Chata began to cry softly, while Doña Isabel demanded a description of the young girl who had been of the party. This was vague enough; but insufficient as it was it made the thought of further delay impossible,—and the eloquence and gold of Doña Carmen, to which was added the authority of the priest, presently induced the villagers to produce four sorry beasts, upon which with some difficulty the party were secured, for no saddles or panniers were to be had. It was almost sunset when, following the old stage-road, the already wearied travellers set out upon their long and possibly perilous ride.

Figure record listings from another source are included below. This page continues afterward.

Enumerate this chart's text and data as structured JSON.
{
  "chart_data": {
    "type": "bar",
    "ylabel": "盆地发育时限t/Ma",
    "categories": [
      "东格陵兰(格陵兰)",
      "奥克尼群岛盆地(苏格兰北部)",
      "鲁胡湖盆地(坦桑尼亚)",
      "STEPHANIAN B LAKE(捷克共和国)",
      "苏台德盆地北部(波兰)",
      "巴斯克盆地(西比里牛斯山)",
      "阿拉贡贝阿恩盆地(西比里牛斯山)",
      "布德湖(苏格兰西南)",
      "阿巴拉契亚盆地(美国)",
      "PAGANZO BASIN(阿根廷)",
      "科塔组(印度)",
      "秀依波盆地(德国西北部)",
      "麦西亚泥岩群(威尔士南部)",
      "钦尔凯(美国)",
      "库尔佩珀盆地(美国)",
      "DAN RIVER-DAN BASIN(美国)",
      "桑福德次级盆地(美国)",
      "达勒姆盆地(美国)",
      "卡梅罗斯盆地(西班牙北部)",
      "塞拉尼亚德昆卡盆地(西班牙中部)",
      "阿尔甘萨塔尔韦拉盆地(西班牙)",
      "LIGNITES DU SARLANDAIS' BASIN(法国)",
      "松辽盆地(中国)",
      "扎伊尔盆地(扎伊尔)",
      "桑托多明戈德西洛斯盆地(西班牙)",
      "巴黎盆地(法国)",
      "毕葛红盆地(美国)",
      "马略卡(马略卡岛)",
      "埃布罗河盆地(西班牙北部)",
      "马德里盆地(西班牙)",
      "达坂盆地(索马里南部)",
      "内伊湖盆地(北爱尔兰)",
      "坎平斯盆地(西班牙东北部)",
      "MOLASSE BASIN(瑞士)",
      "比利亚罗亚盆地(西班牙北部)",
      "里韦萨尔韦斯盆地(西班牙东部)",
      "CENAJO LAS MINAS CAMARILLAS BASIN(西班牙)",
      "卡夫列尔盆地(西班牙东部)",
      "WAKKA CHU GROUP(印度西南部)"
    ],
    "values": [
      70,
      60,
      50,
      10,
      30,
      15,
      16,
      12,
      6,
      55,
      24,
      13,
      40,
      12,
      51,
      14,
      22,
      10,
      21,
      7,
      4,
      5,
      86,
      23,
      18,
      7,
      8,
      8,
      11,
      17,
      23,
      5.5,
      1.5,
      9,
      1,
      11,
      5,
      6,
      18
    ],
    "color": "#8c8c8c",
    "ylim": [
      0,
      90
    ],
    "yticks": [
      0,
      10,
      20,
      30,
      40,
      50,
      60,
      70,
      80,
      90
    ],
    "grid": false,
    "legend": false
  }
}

The women of the village stood for a long time with arms akimbo, looking after the departing travellers. They had divided the money among themselves,—they felt rich and could afford to be pitiful. “The poor Señora has perhaps lost a daughter,” said one—“doubtless the fair girl who rode with the lieutenant. The Holy Mother protect her, for the man was in two minds about taking her farther; but the Señor General swore he would run his sabre through him if he cast her off to starve in such a hole. To starve, eh! One who has never lived in my birthplace cannot know how well the pigs fatten here when the tunas are ripe.”
“Pshaw! girls are fools, and not worth breaking one’s head for,” said a second, whose only son kept her rich,when well-laden travellers were plenty. “Where go they now? They are turning toward Las Parras. They will miss the soldiers, or I am no prophet.”
“As a prophet one may give thee a thousand lashes, for thou art ever at fault,” laughed a third. “But what matters it to us where they go? The road is open to them as to another. They should not go far wrong with a holy little priest to guide them.”